“Why, master,” they answered, “there is a cuck-oo in this field, and we are building a wall around it so as to keep the bird from straying away.”
“You foolish fellows!” said the sheriff. “Don’t you know that the bird will fly over the top of your wall, no matter how high you build it?”
“Why, no,” they said. “We never thought of that. How very wise you are!”
The sheriff next met a man who was carrying a door on his back.
“What are you doing?” he asked.
“I have just started on a long jour-ney,” said the man.
“But why do you carry that door?” asked the sheriff.
“I left my money at home.”
“Then why didn’t you leave the door at home too?”
“I was afraid of thieves; and you see, if I have the door with me, they can’t break it open and get in.”
“You foolish fellow!” said the sheriff. “It would be safer to leave the door at home, and carry the money with you.”
“Ah, would it, though?” said the man. “Now, I never thought of that. You are the wisest man that I ever saw.”
Then the sheriff rode on with his men; but every one that they met was doing some silly thing.
“Truly I believe that the people of Gotham are all fools,” said one of the horsemen.
“That is true,” said another. “It would be a shame to harm such simple people.”
“Let us ride back to London, and tell the king all about them,” said the sheriff.

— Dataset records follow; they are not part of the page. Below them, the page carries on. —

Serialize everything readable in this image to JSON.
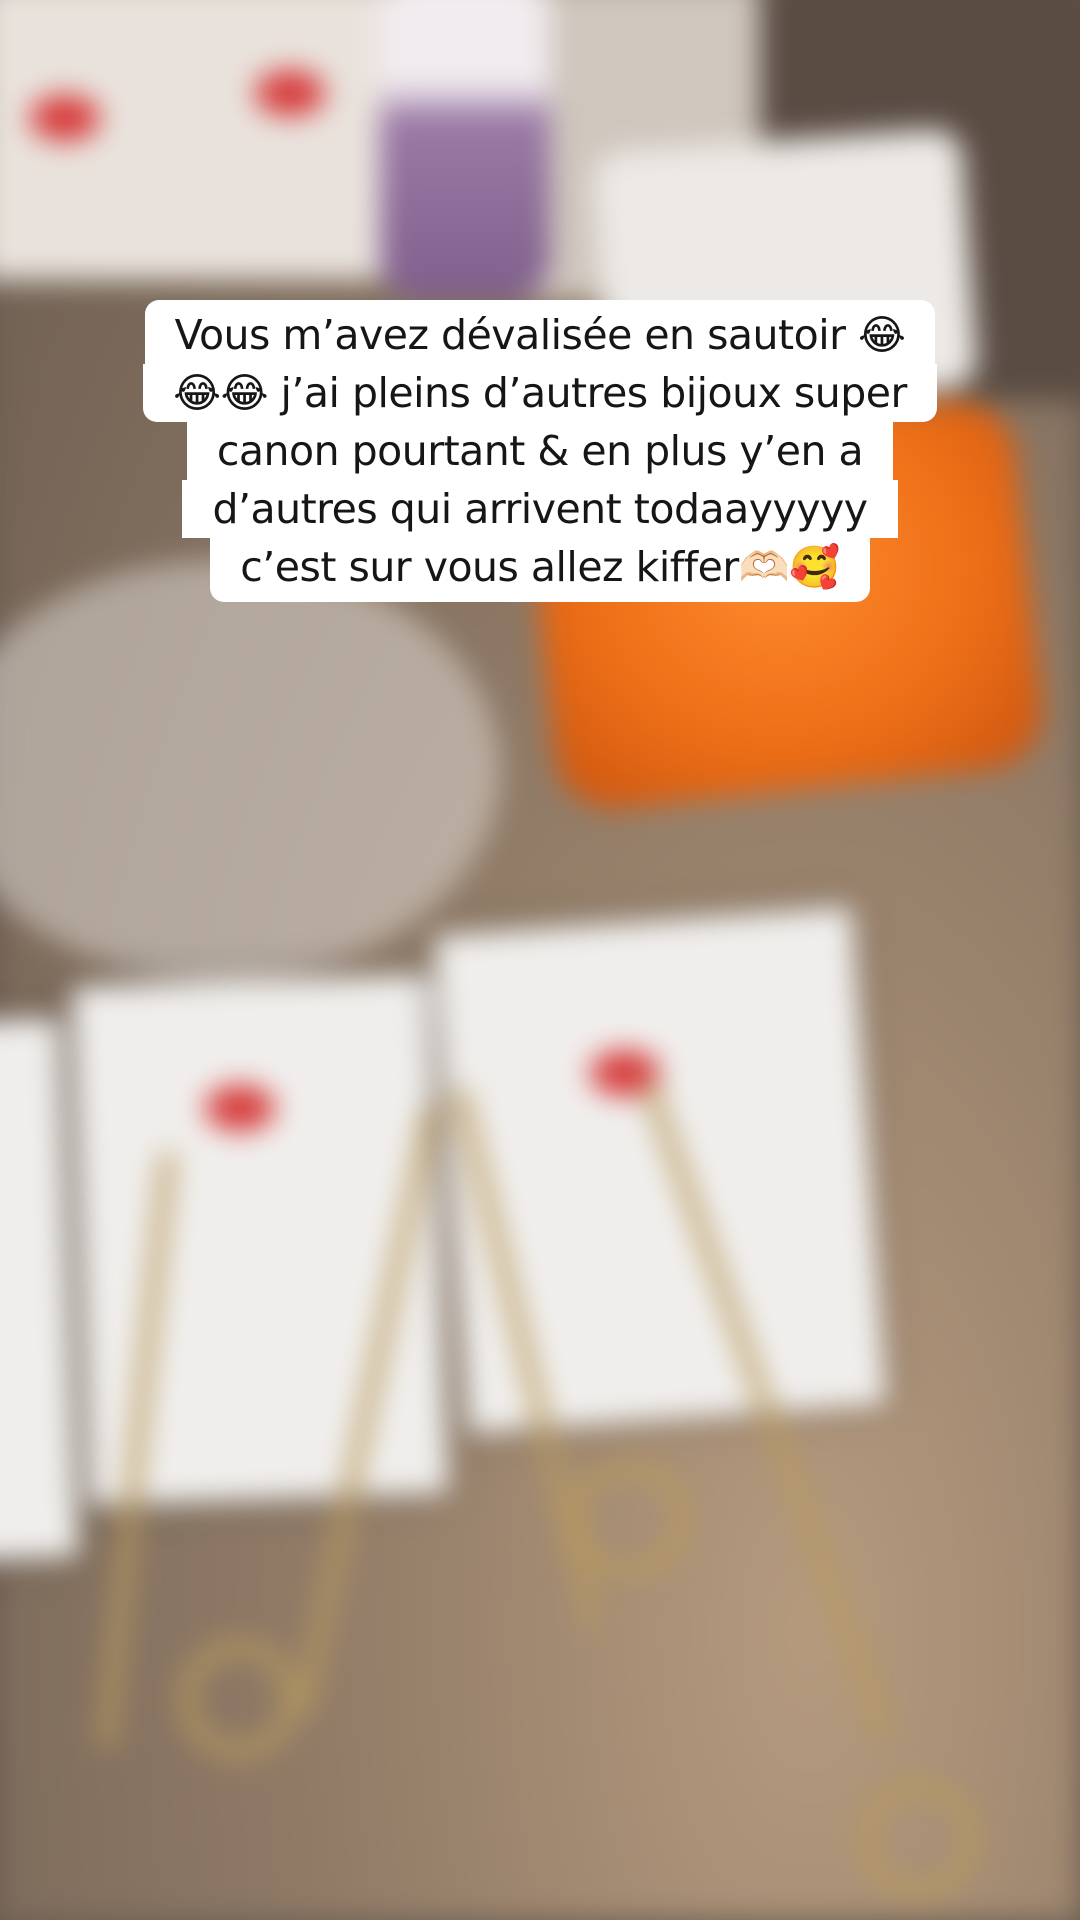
{
  "caption": {
    "lines": [
      "Vous m’avez dévalisée en sautoir 😂",
      "😂😂 j’ai pleins d’autres bijoux super",
      "canon pourtant & en plus y’en a",
      "d’autres qui arrivent todaayyyyy",
      "c’est sur vous allez kiffer🫶🏻🥰"
    ]
  },
  "colors": {
    "caption_bg": "#ffffff",
    "caption_text": "#161616",
    "accent_orange": "#ee6f17"
  }
}
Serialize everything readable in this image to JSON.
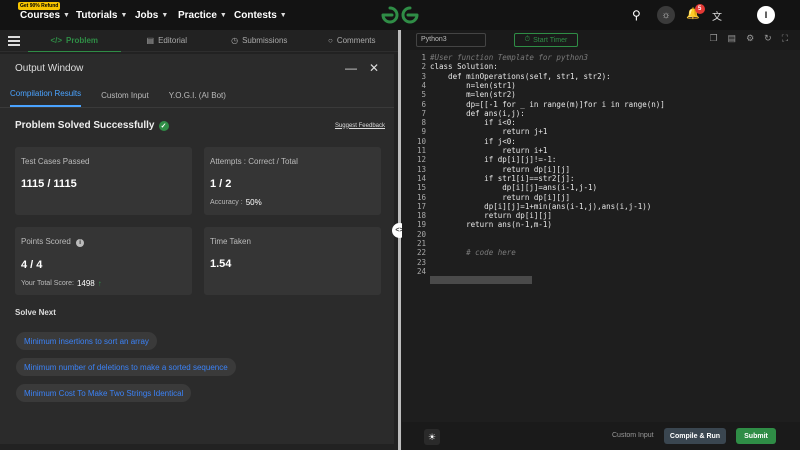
{
  "nav": {
    "refund_badge": "Get 90% Refund",
    "items": [
      "Courses",
      "Tutorials",
      "Jobs",
      "Practice",
      "Contests"
    ],
    "notifications": "5",
    "avatar_initial": "I"
  },
  "problem_tabs": [
    "Problem",
    "Editorial",
    "Submissions",
    "Comments"
  ],
  "output": {
    "title": "Output Window",
    "subtabs": [
      "Compilation Results",
      "Custom Input",
      "Y.O.G.I. (AI Bot)"
    ],
    "status": "Problem Solved Successfully",
    "feedback": "Suggest Feedback",
    "cards": {
      "tests_label": "Test Cases Passed",
      "tests_value": "1115 / 1115",
      "attempts_label": "Attempts : Correct / Total",
      "attempts_value": "1 / 2",
      "accuracy_label": "Accuracy :",
      "accuracy_value": "50%",
      "points_label": "Points Scored",
      "points_value": "4 / 4",
      "total_score_label": "Your Total Score:",
      "total_score_value": "1498",
      "time_label": "Time Taken",
      "time_value": "1.54"
    },
    "solve_next_title": "Solve Next",
    "suggestions": [
      "Minimum insertions to sort an array",
      "Minimum number of deletions to make a sorted sequence",
      "Minimum Cost To Make Two Strings Identical"
    ]
  },
  "editor": {
    "language": "Python3",
    "timer_label": "Start Timer",
    "code_lines": [
      "#User function Template for python3",
      "class Solution:",
      "    def minOperations(self, str1, str2):",
      "        n=len(str1)",
      "        m=len(str2)",
      "        dp=[[-1 for _ in range(m)]for i in range(n)]",
      "        def ans(i,j):",
      "            if i<0:",
      "                return j+1",
      "            if j<0:",
      "                return i+1",
      "            if dp[i][j]!=-1:",
      "                return dp[i][j]",
      "            if str1[i]==str2[j]:",
      "                dp[i][j]=ans(i-1,j-1)",
      "                return dp[i][j]",
      "            dp[i][j]=1+min(ans(i-1,j),ans(i,j-1))",
      "            return dp[i][j]",
      "        return ans(n-1,m-1)",
      "",
      "",
      "        # code here",
      "",
      ""
    ],
    "custom_input": "Custom Input",
    "compile_run": "Compile & Run",
    "submit": "Submit"
  }
}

“Yes, let us do so,” said the horsemen.
So they went back, and told the king that Gotham was a town of fools; and the king laughed, and said that if that was the case, he would not harm them, but would let them keep their noses.
THE MILLER OF THE DEE.
Once upon a time there lived on the banks of the River Dee a miller, who was the hap-pi-est man in England. He was always busy from morning till night, and he was always singing as merrily as any lark. He was so cheerful that he made everybody else cheerful; and people all over the land liked to talk about his pleasant ways. At last the king heard about him.

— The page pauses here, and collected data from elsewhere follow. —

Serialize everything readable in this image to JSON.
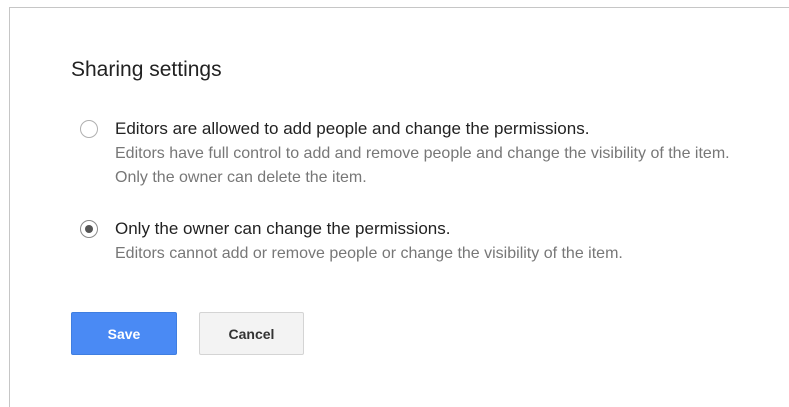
{
  "dialog": {
    "title": "Sharing settings",
    "options": [
      {
        "label": "Editors are allowed to add people and change the permissions.",
        "description": "Editors have full control to add and remove people and change the visibility of the item. Only the owner can delete the item.",
        "checked": false
      },
      {
        "label": "Only the owner can change the permissions.",
        "description": "Editors cannot add or remove people or change the visibility of the item.",
        "checked": true
      }
    ],
    "buttons": {
      "save_label": "Save",
      "cancel_label": "Cancel"
    }
  },
  "colors": {
    "primary_button": "#4a8af4",
    "secondary_button": "#f3f3f3",
    "title_text": "#222222",
    "description_text": "#777777"
  }
}
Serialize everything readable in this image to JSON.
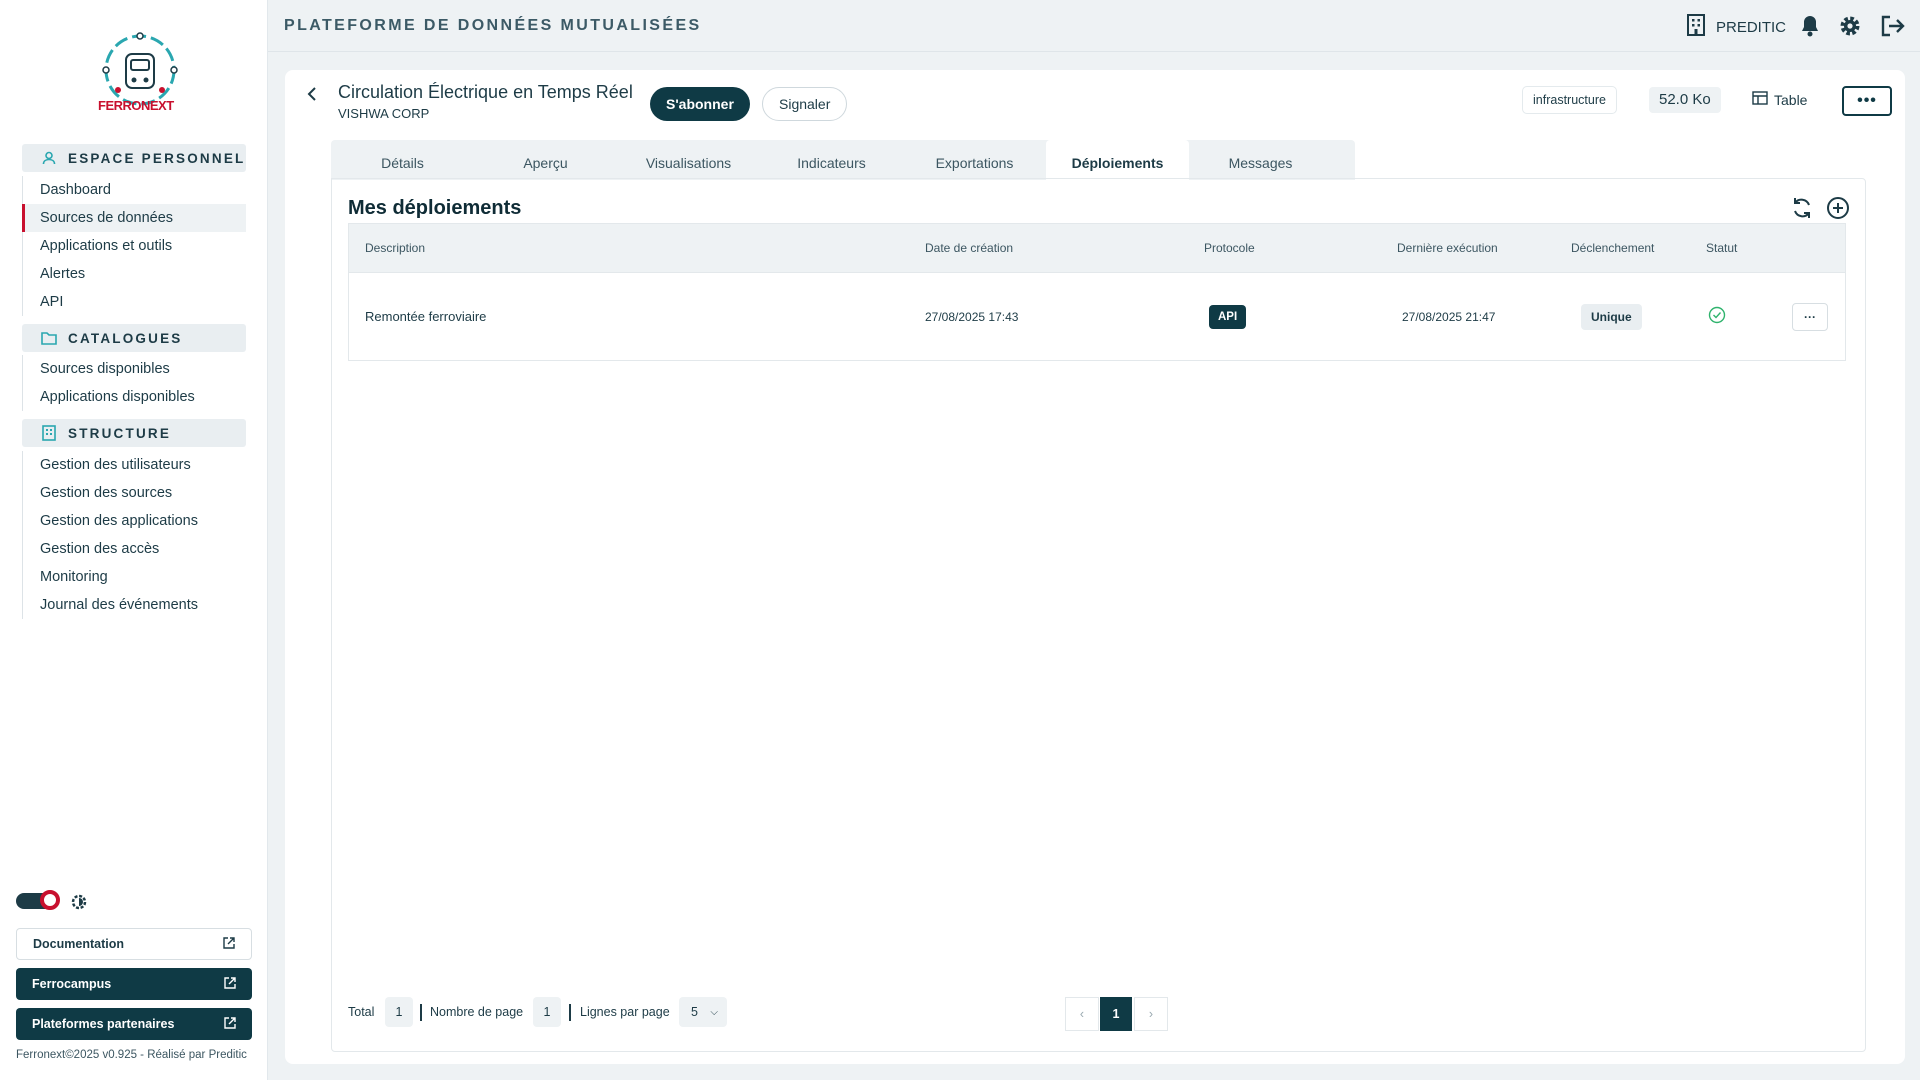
{
  "app": {
    "title": "PLATEFORME DE DONNÉES MUTUALISÉES",
    "organization": "PREDITIC",
    "logo_text": "FERRONEXT"
  },
  "sidebar": {
    "sections": [
      {
        "label": "ESPACE PERSONNEL",
        "icon": "user-icon",
        "items": [
          {
            "label": "Dashboard"
          },
          {
            "label": "Sources de données",
            "active": true
          },
          {
            "label": "Applications et outils"
          },
          {
            "label": "Alertes"
          },
          {
            "label": "API"
          }
        ]
      },
      {
        "label": "CATALOGUES",
        "icon": "folder-icon",
        "items": [
          {
            "label": "Sources disponibles"
          },
          {
            "label": "Applications disponibles"
          }
        ]
      },
      {
        "label": "STRUCTURE",
        "icon": "building-icon",
        "items": [
          {
            "label": "Gestion des utilisateurs"
          },
          {
            "label": "Gestion des sources"
          },
          {
            "label": "Gestion des applications"
          },
          {
            "label": "Gestion des accès"
          },
          {
            "label": "Monitoring"
          },
          {
            "label": "Journal des événements"
          }
        ]
      }
    ],
    "links": [
      {
        "label": "Documentation"
      },
      {
        "label": "Ferrocampus"
      },
      {
        "label": "Plateformes partenaires"
      }
    ],
    "footer": "Ferronext©2025 v0.925 - Réalisé par Preditic"
  },
  "dataset": {
    "title": "Circulation Électrique en Temps Réel",
    "owner": "VISHWA CORP",
    "subscribe_label": "S'abonner",
    "report_label": "Signaler",
    "tag": "infrastructure",
    "size": "52.0 Ko",
    "view_label": "Table",
    "more_label": "•••"
  },
  "tabs": [
    {
      "label": "Détails"
    },
    {
      "label": "Aperçu"
    },
    {
      "label": "Visualisations"
    },
    {
      "label": "Indicateurs"
    },
    {
      "label": "Exportations"
    },
    {
      "label": "Déploiements",
      "active": true
    },
    {
      "label": "Messages"
    }
  ],
  "deployments": {
    "title": "Mes déploiements",
    "columns": [
      "Description",
      "Date de création",
      "Protocole",
      "Dernière exécution",
      "Déclenchement",
      "Statut"
    ],
    "rows": [
      {
        "description": "Remontée ferroviaire",
        "created": "27/08/2025 17:43",
        "protocol": "API",
        "last_run": "27/08/2025 21:47",
        "trigger": "Unique",
        "status": "success",
        "actions_label": "···"
      }
    ]
  },
  "pagination": {
    "total_label": "Total",
    "total": "1",
    "pages_label": "Nombre de page",
    "pages": "1",
    "rows_label": "Lignes par page",
    "rows_per_page": "5",
    "current_page": "1",
    "prev": "‹",
    "next": "›"
  },
  "colors": {
    "primary": "#0f3a45",
    "accent": "#c8102e",
    "success": "#2fb36d",
    "background": "#eef2f4"
  }
}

“I will go down and talk with this won-der-ful miller,” he said. “Perhaps he can tell me how to be happy.”
As soon as he stepped inside of the mill, he heard the miller singing:—
“I envy no-body—no,
For I am as happy as I can be;
And nobody envies me.”
“You’re wrong, my friend,” said the king. “You’re wrong as wrong can be. I envy you; and I would gladly change places with you, if I could only be as light-hearted as you are.”
The miller smiled, and bowed to the king.
“I am sure I could not think of changing places with you, sir,” he said.
“Now tell me,” said the king, “what makes you so cheerful and glad here in your dusty mill, while I, who am king, am sad and in trouble every day.”